Das unspezifische Immunsystem ist bereits bei der Geburt vorhanden und nutzt schnelle, jedoch wenig effektive Abwehrmechanismen, um Pathogene abzutöten. Daher wird gleichzeitig eine spezifische Immunantwort eingeleitet, die jedoch Stunden und Tage benötigt, um volle Effektivität zu erreichen. Im Zentrum dieser spezifischen Antwort stehen die sog. Lymphozyten. Die Lymphozyten nutzen im Gegensatz zum unspezifischen Immunsystem spezielle Rezeptoren (B- und T-Zell-Rezeptoren), um spezifische Antigene der Pathogene zu erkennen und gezielt gegen diese vorzugehen. Während der Entwicklung der Lymphozyten bildet jeder Lymphozyt durch eine Art Zufallsprinzip einen Rezeptor aus, der nur ein ganz spezifisches Antigen bindet.

Wird einem Lymphozyten sein Antigen über die MHC-Rezeptoren der antigenpräsentierenden Zellen präsentiert, so vermehrt sich dieser Lymphozyt (bei Anwesenheit weiterer stimulatorischer Faktoren) in den sekundären lymphatischen Organen, um eine ganze „Armee“ von Lymphozyten zu erzeugen, deren Rezeptoren sich gegen genau dieses eine Antigen richten. Da dies Zeit benötigt, kommt es erst nach einigen Tagen zu einer effektiven spezifischen Immunantwort.
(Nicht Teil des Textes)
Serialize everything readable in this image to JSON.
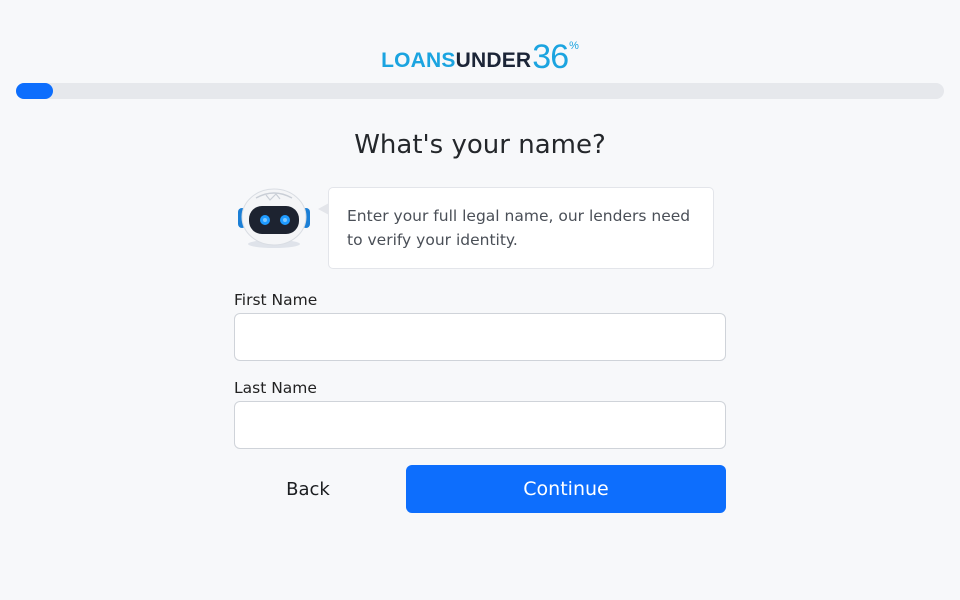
{
  "brand": {
    "logo_part1": "LOANS",
    "logo_part2": "UNDER",
    "logo_number": "36",
    "logo_percent": "%",
    "primary_color": "#1ba4e0",
    "dark_color": "#1c2537"
  },
  "progress": {
    "fraction": 0.04,
    "fill_color": "#0d6efd"
  },
  "main": {
    "heading": "What's your name?",
    "assistant_message": "Enter your full legal name, our lenders need to verify your identity.",
    "assistant_icon": "robot-avatar-icon"
  },
  "form": {
    "first_name_label": "First Name",
    "first_name_value": "",
    "last_name_label": "Last Name",
    "last_name_value": ""
  },
  "actions": {
    "back_label": "Back",
    "continue_label": "Continue",
    "continue_color": "#0d6efd"
  }
}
Die Lymphozyten werden in sog. B- und T-Lymphozyten eingeteilt: T-Lymphozyten können einerseits andere Zellen des Immunsystems bei der Elimination von Pathogenen unterstützen (T-Helferzellen) und andererseits direkt virusinfizierte und entartete Zellen abtöten (zytotoxische T-Lymphozyten). B-Lymphozyten produzieren hingegen lösliche Antikörper, die Pathogene entweder direkt neutralisieren können oder Zellen des unspezifischen Immunsystems bei der Neutralisation unterstützen. Sowohl T- als auch B-Lymphozyten können ein immunologisches Gedächtnis ausbilden, um bei wiederkehrenden Infektionen deutlich schneller reagieren zu können.

Antigene

Pathogene müssen zur Bekämpfung vom spezifischen Immunsystem erkannt werden. Hierzu binden Antikörper und Lymphozytenrezeptoren an spezielle Moleküle der Pathogene, die sog. Antigene.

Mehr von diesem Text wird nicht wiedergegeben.